UC Irvine safe for Jews

Martha Mecartney, chairwoman of UC Irvine's academic senate, was surprised recently to hear her daughter relay a school friend's fear: "Since she and some of her friends were Jewish, it was not safe for them to walk around the UCI campus."

"Why in the world," Mecartney asked in an op-ed in today's OC Register, "would this untruth be spread around Orange County?"

The simple answer is that, among its growing stature as a premier institution, UCI has become the bad boy of collegiate Jewish-Muslim relations.
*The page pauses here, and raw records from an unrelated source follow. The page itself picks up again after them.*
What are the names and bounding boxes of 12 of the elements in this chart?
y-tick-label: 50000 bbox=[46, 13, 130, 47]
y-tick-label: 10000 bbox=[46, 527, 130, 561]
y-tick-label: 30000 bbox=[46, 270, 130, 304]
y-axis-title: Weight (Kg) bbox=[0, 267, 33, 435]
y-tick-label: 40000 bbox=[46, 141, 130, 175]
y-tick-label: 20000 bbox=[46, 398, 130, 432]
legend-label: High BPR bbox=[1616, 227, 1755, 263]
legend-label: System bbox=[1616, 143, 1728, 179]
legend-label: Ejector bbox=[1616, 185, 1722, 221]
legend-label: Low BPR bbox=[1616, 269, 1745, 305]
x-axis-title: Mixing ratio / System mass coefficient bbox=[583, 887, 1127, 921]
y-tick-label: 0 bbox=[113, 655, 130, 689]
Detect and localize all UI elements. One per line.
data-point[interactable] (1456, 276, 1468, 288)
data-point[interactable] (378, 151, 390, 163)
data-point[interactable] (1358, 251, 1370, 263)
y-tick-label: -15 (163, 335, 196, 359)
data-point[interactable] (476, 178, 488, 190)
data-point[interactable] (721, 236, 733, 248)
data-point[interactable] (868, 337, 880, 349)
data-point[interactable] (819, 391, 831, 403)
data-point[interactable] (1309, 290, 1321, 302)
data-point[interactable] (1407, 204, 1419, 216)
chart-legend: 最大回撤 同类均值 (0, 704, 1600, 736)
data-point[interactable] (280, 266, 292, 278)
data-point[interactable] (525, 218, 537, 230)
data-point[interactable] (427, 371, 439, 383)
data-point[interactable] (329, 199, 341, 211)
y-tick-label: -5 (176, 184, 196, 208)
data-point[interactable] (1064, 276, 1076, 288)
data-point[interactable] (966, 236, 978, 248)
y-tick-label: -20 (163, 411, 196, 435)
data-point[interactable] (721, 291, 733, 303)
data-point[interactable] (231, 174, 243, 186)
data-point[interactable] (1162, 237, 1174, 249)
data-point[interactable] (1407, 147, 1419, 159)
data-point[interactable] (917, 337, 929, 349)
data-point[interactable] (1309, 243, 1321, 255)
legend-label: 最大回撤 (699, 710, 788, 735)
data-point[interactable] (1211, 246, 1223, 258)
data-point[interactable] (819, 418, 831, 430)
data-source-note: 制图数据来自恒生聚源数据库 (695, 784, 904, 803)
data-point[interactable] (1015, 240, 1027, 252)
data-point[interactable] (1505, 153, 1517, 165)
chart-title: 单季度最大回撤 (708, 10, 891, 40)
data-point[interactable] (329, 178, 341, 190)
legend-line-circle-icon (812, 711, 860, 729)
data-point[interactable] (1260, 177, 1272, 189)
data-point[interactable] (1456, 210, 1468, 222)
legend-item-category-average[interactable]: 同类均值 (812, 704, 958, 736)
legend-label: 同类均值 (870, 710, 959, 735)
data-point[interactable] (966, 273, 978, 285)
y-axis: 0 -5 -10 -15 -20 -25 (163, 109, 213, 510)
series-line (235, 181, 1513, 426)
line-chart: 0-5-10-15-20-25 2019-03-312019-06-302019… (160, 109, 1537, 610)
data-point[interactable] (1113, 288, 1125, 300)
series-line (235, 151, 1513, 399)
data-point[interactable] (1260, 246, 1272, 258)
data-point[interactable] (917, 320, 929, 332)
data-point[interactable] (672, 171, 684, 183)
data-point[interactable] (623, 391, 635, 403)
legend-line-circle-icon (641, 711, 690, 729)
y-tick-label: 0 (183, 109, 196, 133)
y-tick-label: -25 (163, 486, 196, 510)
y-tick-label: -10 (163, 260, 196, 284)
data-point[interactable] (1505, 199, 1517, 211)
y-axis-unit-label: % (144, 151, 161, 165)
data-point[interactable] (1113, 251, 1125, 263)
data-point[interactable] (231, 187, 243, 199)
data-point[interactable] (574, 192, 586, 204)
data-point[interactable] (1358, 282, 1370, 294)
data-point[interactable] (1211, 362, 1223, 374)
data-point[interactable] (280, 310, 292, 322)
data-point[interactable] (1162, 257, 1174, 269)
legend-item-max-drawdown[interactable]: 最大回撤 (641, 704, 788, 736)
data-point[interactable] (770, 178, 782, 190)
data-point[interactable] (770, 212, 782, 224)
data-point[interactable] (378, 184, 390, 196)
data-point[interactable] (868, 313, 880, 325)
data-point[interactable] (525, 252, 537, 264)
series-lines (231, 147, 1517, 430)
I blogged last month about California campuses' reputation as "Hotbeds of Anti-Israel Rhetoric." The article from the Forward focused on UCI and the cadre of rabble rousers, like Amir Abdel Malik Ali, who are invited to campus by a small group of MSA students to praise suicide bombers and rail on the "Zionist Jews."

Last spring, Ali gave a notorious speech at U.C. Irvine during a week of activities sponsored by the campus Muslim Student Union under the rubric “Holocaust in the Holy Land.” Speaking on a campus plaza behind a sign reading “Israel, the 4th Reich,” Ali noted that Israelis are “reluctant to get on buses and things, or go to the cafĂ©,” adding, “It’s about time that they live in fear.” He said that whereas Israelis are “coming to live,” they are opposed by “people who are ready to die, who say either victory or martyrdom. You can’t fight against that.”

“We will fight you until we are either martyred or until we are victorious,” he said. “That’s how we look at it. And they know that that’s how Muslims believe.”
Mecartney takes issue with these speakers and says it is unfair to broad brush UCI a hostile place for Jews.

It appears that the goal of these speakers and their supporters on our campus is not to foster discussion and bring attention to possible solutions for the plight of the Palestinians but to demonize Israel and American Jews who support the existence of Israel. This I find highly repulsive and against what I believe in, which is tolerance and respect for all and a peaceful and productive solution to a long-term political and religious challenge in a land claimed by many peoples for many centuries.

But to equate a few individuals who visit the campus each year and spout vitriolic speech (which is their constitutional right) with UC Irvine being unsafe for Jewish students is a horrible misrepresentation of the truth. There has been vandalism of signs erected by both pro-Israel and anti-Israel factions, but there have been no documented cases of physical violence against any Jewish students. The campus is safe for all students – in fact, UCI is one of the safest campuses in the entire UC system. Jewish students must know this since they have been coming to UC Irvine in increasing numbers each year, and this past fall UC Irvine had the highest-ever number of Jewish students enrolled.